In February of this year, Xpovio's Supplemental New Drug Application (sNDA) was accepted by the US FDA and granted priority review.
The sNDA seeks to accelerate the approval of Xpovio for the treatment of relapsed or refractory diffuse large B previously received at least 2 therapies Patients with cellular lymphoma (R / R DLBCL).
The FDA has designated a prescription drug user charging method (PDUFA) target date of June 23, 2020.
The results from the Phase IIb SADAL study showed that the total response rate (ORR) of Xpovio treatment was 28.3%, the complete response rate (CR) was 11.8%, and the median duration of response (DOR) was more than 9 months.
These data highlight the potential of Xpovio as a new and first oral therapy in a population of patients with relapsed or refractory DLBCL who have previously received at least two multi-drug regimens, are not suitable for stem cell transplantation, and have extremely limited treatment regimens.

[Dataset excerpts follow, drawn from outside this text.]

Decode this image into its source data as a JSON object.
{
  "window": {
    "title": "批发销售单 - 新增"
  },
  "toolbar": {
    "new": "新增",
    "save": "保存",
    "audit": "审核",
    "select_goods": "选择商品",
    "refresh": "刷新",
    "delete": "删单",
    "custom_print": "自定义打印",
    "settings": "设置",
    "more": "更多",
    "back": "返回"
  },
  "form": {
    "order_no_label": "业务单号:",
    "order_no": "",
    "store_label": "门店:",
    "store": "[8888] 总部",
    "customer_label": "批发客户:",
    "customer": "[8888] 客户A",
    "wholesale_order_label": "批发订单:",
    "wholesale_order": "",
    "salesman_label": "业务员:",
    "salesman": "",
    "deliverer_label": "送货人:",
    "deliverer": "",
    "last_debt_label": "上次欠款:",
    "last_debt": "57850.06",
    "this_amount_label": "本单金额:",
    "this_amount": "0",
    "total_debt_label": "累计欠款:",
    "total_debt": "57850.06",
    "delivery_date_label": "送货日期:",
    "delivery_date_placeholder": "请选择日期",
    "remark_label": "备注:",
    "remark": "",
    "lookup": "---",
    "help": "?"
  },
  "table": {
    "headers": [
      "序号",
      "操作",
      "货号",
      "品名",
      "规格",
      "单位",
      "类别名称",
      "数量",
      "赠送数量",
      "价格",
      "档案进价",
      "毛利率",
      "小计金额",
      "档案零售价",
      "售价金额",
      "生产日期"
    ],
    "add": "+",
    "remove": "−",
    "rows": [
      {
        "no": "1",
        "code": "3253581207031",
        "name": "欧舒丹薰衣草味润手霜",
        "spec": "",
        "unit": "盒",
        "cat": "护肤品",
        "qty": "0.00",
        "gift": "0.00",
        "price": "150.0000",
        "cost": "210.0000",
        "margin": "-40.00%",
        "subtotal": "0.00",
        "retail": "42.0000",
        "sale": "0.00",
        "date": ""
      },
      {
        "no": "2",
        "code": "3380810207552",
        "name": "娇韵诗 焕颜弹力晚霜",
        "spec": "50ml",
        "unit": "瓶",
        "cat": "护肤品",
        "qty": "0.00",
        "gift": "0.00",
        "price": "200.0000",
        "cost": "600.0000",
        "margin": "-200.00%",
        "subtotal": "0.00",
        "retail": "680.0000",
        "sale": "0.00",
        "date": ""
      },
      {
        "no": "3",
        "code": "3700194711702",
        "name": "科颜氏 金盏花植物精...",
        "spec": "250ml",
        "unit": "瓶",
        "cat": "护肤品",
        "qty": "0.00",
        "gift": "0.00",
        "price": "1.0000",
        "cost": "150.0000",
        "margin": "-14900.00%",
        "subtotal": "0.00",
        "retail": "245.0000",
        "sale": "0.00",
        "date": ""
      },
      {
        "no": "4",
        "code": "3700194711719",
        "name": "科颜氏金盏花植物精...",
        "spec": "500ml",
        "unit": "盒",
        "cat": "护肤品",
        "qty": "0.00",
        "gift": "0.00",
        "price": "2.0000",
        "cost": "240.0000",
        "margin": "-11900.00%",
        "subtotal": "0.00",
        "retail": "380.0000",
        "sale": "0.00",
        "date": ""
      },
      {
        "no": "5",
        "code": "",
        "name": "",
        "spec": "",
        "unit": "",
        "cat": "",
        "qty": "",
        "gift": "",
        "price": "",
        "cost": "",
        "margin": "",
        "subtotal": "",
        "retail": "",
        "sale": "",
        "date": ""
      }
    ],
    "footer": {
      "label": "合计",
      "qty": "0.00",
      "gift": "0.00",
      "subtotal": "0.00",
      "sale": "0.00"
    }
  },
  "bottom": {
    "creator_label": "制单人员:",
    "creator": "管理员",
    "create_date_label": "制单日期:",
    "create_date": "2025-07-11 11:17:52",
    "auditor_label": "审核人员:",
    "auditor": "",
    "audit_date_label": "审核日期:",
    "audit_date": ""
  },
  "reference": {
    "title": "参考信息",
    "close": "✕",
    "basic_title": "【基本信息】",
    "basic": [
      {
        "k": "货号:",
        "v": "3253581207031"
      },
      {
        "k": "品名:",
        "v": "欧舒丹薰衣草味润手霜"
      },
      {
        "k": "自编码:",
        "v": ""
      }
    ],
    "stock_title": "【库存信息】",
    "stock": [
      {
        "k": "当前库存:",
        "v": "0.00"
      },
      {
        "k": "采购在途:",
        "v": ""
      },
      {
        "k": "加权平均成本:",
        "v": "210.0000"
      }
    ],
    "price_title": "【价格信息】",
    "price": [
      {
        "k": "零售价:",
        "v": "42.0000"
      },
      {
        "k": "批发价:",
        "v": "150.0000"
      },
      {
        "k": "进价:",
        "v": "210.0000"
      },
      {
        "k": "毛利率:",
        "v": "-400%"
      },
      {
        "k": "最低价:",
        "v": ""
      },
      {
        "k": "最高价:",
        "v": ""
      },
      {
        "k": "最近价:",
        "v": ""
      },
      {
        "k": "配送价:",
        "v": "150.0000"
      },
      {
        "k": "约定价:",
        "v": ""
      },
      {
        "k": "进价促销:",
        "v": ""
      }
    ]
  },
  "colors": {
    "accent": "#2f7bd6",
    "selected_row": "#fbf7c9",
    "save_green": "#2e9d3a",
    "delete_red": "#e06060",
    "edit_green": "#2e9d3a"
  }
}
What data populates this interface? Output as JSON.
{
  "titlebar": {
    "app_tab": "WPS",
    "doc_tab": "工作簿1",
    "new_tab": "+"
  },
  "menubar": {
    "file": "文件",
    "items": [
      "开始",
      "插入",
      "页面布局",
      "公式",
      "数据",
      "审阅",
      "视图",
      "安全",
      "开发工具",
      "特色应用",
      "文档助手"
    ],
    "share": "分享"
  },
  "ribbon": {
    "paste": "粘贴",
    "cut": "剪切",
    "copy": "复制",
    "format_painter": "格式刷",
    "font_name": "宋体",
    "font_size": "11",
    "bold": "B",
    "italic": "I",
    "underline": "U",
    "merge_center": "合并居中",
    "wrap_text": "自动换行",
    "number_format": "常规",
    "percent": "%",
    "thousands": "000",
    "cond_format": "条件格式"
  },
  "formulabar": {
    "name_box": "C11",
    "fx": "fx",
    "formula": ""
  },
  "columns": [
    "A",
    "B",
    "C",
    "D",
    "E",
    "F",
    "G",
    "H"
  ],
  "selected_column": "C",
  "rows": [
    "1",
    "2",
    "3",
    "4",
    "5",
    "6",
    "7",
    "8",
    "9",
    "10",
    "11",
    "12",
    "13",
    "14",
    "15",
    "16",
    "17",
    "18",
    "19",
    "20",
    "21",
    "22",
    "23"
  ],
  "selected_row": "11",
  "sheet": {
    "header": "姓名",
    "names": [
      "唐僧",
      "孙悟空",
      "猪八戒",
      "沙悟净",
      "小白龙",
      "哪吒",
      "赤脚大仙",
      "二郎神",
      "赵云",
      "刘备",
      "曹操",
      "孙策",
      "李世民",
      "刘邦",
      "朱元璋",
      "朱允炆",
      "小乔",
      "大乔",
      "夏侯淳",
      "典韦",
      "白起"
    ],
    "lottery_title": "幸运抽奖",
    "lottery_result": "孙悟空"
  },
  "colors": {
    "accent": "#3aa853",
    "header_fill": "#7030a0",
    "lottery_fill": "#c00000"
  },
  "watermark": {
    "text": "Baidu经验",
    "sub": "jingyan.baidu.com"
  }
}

If approved, Xpovio will be the first oral regimen to treat relapsed or refractory DLBCL.
Previously, the FDA has granted Xpovio the orphan drug qualification and fast-track qualification for the treatment of this indication.
Marketing authorization application (MAA) by the Company
The company also plans to submit a marketing authorization application (MAA) to the European Medicines Agency (EMA) in 2020, requesting conditional approval of Xpovio for the same indications.
Currently, Karyopharm is evaluating the potential of selinexor in the treatment of a range of hematological malignancies and solid tumors in multiple mid-to-late clinical studies, including multiple myeloma, diffuse large B-cell lymphoma, liposarcoma (SEAL study), endometrium Cancer, recurrent glioblastoma.
It is worth mentioning that in August 2018, Deqi Pharmaceutical and Karyopharm Therapeutics reached a strategic cooperation to jointly develop 4 innovative oral drugs, including 3 SINE XPO1 antagonists Xpovio (selinexor), eltanexor, verdinexor and one PAK4 and NAMPT Dual-target inhibitor KPT-9274.
Selective Nuclear Export Inhibitor (SINE) approval
In January 2019, ATG-010 (Xpovio) was approved in China for clinical treatment of refractory and relapsed multiple myeloma. Selective nuclear export inhibitor (SINE).